[Federal Register Volume 89, Number 78 (Monday, April 22, 2024)]
[Notices]
[Pages 29313-29314]
From the Federal Register Online via the Government Publishing Office [www.gpo.gov]
[FR Doc No: 2024-08476]
-----------------------------------------------------------------------
DEPARTMENT OF DEFENSE
Office of the Secretary
[Docket ID: DoD-2024-OS-0035]
Proposed Collection; Comment Request
AGENCY: Office of the Under Secretary of Defense for Intelligence and
Security (OUSD(I&S)), Department of Defense (DoD).
ACTION: 60-day information collection notice.
-----------------------------------------------------------------------
SUMMARY: In compliance with the Paperwork Reduction Act of 1995, the
Defense Counterintelligence and Security Agency (DCSA) announces a
proposed public information collection and seeks public comment on the
provisions thereof. Comments are invited on: whether the proposed
collection of information is necessary for the proper performance of
the functions of the agency, including whether the information shall
have practical utility; the accuracy of the agency's estimate of the
burden of the proposed information collection; ways to enhance the
quality, utility, and clarity of the information to be collected; and
ways to minimize the burden of the information collection on
respondents, including through the use of automated collection
techniques or other forms of information technology.
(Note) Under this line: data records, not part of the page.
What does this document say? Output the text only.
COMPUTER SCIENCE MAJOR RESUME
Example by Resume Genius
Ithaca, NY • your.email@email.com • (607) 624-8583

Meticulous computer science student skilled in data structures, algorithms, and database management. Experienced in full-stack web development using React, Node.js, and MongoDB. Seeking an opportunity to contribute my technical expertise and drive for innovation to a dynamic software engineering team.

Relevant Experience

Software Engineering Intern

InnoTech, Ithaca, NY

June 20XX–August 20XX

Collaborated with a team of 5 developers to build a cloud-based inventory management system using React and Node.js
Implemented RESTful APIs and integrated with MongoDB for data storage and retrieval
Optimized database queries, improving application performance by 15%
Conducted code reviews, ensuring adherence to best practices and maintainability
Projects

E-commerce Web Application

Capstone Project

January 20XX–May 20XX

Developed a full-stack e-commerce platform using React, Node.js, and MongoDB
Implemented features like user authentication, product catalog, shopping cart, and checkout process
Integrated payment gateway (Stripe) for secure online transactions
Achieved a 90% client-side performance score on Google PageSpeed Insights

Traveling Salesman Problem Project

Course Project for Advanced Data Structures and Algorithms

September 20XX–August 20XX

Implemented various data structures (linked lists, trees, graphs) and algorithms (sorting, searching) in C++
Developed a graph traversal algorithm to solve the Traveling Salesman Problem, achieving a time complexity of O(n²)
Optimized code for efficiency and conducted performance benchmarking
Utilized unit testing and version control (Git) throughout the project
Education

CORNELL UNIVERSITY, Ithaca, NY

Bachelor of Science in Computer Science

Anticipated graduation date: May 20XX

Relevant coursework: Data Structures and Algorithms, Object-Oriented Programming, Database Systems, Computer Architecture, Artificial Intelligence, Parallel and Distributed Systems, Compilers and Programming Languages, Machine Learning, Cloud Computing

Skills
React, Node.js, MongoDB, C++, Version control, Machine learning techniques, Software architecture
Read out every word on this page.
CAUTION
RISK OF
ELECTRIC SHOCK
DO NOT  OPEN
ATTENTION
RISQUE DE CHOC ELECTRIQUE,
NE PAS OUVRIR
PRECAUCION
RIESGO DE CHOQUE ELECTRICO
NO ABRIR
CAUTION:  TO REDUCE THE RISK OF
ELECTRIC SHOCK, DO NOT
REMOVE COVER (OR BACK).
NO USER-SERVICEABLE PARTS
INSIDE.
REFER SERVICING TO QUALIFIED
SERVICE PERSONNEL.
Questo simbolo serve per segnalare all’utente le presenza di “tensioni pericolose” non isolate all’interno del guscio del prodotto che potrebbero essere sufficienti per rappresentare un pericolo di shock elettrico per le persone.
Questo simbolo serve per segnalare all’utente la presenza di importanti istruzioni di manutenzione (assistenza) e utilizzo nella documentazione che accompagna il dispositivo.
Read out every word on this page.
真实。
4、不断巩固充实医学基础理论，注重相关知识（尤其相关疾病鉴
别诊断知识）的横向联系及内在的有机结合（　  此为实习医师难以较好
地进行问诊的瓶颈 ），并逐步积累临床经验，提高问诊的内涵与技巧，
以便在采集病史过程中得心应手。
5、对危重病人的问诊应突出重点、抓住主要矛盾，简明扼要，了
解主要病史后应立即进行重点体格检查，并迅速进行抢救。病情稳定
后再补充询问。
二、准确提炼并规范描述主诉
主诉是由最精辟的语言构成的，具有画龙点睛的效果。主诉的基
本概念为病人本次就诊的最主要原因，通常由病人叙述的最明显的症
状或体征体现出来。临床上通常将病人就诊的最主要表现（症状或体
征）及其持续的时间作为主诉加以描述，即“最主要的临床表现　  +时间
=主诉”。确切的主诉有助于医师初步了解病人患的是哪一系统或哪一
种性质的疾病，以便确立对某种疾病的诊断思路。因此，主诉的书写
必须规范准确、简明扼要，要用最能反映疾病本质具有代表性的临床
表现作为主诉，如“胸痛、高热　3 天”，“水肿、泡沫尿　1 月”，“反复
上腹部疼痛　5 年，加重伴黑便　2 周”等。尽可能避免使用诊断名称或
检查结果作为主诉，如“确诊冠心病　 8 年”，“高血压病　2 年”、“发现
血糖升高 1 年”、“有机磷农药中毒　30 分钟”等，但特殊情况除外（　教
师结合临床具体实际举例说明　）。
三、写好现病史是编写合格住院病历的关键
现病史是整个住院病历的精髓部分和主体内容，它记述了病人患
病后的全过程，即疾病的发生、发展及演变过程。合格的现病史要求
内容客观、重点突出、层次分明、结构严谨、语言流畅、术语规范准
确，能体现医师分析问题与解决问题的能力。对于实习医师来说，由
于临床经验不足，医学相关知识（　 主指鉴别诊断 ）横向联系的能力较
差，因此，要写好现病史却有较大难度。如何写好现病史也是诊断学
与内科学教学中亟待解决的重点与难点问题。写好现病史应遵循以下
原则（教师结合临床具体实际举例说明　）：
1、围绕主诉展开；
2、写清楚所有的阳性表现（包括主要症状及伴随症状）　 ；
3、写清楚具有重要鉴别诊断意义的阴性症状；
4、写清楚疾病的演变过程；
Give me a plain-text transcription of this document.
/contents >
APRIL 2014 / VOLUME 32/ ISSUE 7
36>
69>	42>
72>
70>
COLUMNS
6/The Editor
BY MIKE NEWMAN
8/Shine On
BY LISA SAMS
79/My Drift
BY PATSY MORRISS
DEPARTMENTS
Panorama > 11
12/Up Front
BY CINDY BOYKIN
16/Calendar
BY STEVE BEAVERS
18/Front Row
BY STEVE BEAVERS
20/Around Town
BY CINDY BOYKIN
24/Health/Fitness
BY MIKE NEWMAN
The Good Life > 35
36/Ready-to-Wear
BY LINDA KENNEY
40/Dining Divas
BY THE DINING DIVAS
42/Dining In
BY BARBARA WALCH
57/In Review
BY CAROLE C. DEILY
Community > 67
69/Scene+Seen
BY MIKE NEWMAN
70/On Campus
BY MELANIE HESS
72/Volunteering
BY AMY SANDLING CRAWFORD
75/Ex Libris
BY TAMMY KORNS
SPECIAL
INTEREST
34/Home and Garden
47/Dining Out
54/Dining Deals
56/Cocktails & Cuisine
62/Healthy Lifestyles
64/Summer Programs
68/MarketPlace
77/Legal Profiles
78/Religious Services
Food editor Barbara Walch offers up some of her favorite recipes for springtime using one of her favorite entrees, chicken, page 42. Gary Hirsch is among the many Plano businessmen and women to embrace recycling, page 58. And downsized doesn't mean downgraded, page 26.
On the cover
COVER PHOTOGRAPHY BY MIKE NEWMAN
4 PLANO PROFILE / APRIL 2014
DATES: Consideration will be given to all comments received by June 21,
2024.
ADDRESSES: You may submit comments, identified by docket number and
title, by any of the following methods:
Federal eRulemaking Portal: http://www.regulations.gov. Follow the
instructions for submitting comments.
Mail: Department of Defense, Office of the Assistant to the
Secretary of Defense for Privacy, Civil Liberties, and Transparency,
4800 Mark Center Drive, Mailbox #24, Suite 08D09, Alexandria, VA 22350-
1700.
Instructions: All submissions received must include the agency
name, docket number and title for this Federal Register document. The
general policy for comments and other submissions from members of the
public is to make these submissions available for public viewing on the
internet at http://www.regulations.gov as they are received without
change, including any personal identifiers or contact information.
FOR FURTHER INFORMATION CONTACT: To request more information on this
proposed information collection or to obtain a copy of the proposal and
associated collection instruments, please write to the Defense
Counterintelligence and Security Agency, 27130 Telegraph Rd., Quantico,
VA, 22134, ATTN: Ms. Stepheny Fanning, (571) 305-6243.
SUPPLEMENTARY INFORMATION:
Title; Associated Form; and OMB Number: Certificate Pertaining to
Foreign Interests; SF-328; OMB Control Number 0704-0579.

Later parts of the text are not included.